After their schedule and structure for the first two weeks are complete, you are ready for the new employee to start!

Stage 4 – Continue Employee Retention with Recognition and Encouragement

How to motivate and encourage employees for better retention long-term.

All employees want to feel like their work matters, and they are making a positive impact. So, make sure to take the time and recognize those good behaviors, starting with their first day.

  • Tell them how happy you are to have them on the team. 
  • Point out that their positive attitude or personality is contagious and a great example within the team.
  • Make them feel welcome by including them in lunches or small chats around the office.
  • Let them know that you see their potential at the facility and the efforts they have made up until that point.
  • Ensure they know three people they can come to with concerns or questions. (i.e., a trusted co-worker, a manager, and the HR manager)

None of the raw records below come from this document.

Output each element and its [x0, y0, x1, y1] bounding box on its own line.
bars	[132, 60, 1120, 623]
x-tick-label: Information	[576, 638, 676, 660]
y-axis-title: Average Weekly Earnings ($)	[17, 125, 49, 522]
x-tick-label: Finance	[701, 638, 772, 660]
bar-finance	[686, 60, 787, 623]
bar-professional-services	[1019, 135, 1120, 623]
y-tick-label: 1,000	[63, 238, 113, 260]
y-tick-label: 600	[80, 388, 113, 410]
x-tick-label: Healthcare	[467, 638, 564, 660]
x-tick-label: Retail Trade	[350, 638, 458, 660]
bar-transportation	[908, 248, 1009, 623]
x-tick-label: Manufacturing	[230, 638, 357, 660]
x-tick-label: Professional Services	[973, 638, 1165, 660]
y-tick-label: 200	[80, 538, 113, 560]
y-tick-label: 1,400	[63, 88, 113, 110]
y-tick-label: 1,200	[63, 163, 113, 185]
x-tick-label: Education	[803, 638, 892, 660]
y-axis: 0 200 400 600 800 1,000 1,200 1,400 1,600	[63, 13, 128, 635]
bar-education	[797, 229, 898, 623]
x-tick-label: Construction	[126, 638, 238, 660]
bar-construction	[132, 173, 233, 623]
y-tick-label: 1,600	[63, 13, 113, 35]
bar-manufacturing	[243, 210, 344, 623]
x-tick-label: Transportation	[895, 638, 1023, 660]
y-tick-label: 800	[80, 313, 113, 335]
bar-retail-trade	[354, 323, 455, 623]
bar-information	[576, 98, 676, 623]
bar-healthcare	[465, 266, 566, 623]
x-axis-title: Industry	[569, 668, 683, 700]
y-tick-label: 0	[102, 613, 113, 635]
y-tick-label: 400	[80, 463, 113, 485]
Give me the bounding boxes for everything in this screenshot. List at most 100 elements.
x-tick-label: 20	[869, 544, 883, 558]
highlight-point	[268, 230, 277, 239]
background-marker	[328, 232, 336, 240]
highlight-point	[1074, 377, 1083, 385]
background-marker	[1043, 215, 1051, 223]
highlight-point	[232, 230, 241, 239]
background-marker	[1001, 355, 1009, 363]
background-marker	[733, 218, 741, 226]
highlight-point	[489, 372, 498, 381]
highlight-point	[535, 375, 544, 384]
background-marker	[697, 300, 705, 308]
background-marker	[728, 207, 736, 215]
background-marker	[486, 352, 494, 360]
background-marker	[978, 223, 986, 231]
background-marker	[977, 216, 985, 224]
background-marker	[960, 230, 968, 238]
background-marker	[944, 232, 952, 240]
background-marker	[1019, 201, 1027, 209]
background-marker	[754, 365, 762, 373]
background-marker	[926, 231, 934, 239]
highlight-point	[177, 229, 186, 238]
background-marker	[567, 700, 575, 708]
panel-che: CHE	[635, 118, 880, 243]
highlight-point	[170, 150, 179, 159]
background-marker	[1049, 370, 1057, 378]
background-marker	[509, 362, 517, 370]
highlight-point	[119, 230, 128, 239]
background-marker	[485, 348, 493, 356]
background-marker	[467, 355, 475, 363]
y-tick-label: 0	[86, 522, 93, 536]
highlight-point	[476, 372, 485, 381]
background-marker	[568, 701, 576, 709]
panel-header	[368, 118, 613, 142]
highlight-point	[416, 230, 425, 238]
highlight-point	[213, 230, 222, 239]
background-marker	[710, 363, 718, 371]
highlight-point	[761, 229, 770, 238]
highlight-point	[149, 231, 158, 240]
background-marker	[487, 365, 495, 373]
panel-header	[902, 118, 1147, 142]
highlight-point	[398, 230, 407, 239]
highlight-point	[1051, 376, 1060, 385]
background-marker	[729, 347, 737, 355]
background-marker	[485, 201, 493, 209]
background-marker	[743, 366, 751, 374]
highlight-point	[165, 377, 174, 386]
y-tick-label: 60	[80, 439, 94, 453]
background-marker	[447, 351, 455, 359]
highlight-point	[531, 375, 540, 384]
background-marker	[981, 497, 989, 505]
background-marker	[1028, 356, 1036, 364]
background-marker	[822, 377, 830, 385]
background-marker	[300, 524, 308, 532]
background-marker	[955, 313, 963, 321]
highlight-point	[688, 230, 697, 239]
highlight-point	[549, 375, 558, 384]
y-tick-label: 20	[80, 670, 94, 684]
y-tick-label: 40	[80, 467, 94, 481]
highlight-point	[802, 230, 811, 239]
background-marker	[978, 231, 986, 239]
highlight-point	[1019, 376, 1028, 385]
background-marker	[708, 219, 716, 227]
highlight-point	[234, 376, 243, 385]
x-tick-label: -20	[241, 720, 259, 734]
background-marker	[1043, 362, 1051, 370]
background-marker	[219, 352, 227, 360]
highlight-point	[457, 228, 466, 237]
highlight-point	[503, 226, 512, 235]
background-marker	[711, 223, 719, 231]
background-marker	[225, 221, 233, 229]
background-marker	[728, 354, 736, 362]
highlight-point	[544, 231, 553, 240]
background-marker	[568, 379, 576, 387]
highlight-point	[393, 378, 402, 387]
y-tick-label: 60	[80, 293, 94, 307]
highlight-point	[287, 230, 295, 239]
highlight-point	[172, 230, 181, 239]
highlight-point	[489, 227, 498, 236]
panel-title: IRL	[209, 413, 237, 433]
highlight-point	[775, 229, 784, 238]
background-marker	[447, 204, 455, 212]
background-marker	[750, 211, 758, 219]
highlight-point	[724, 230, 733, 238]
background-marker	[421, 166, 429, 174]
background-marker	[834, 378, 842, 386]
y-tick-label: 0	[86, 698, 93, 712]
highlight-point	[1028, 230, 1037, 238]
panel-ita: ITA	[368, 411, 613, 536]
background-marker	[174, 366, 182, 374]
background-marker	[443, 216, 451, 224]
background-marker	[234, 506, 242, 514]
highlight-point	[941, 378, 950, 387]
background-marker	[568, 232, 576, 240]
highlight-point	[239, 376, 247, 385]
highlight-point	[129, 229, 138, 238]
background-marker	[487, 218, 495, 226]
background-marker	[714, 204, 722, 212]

These moments of praise and encouragement help make new or existing employees feel like management cares about them, and they belong here. It means a lot to have your superior cheering you on, especially during those first two weeks of employment.

Stage 5 – Maintain Retention Plans Long-Term

How to ask the right questions and support an employee retention plan for your team and treatment center.

A great way to maintain employee retention is by checking in with employees often. You can build a quick check-in survey or list of questions to ask your new hire in the first two weeks and beyond.

During a one-on-one meeting, ask them:

  • What went well this week?
  • What didn’t go well?
  • Were you missing information or instructions for anything?
  • How do you feel about the workload?
  • How far along are you on (orientation, training, meeting with team members, etc.)
  • Do you have any questions for me?

Use this time to gain honest feedback and build trust between you and your new employee. They will feel happy that you care and help you iron out any kinks in their work structure or duties.

When using these five employee retention stages, you’d be surprised how sustainable and successful your employee retention plan will become. This process will help you address employee concerns, create a supportive workplace, and grow current employee development. Furthermore, your treatment center will thrive with employees that love their work and happy patients getting the best care possible.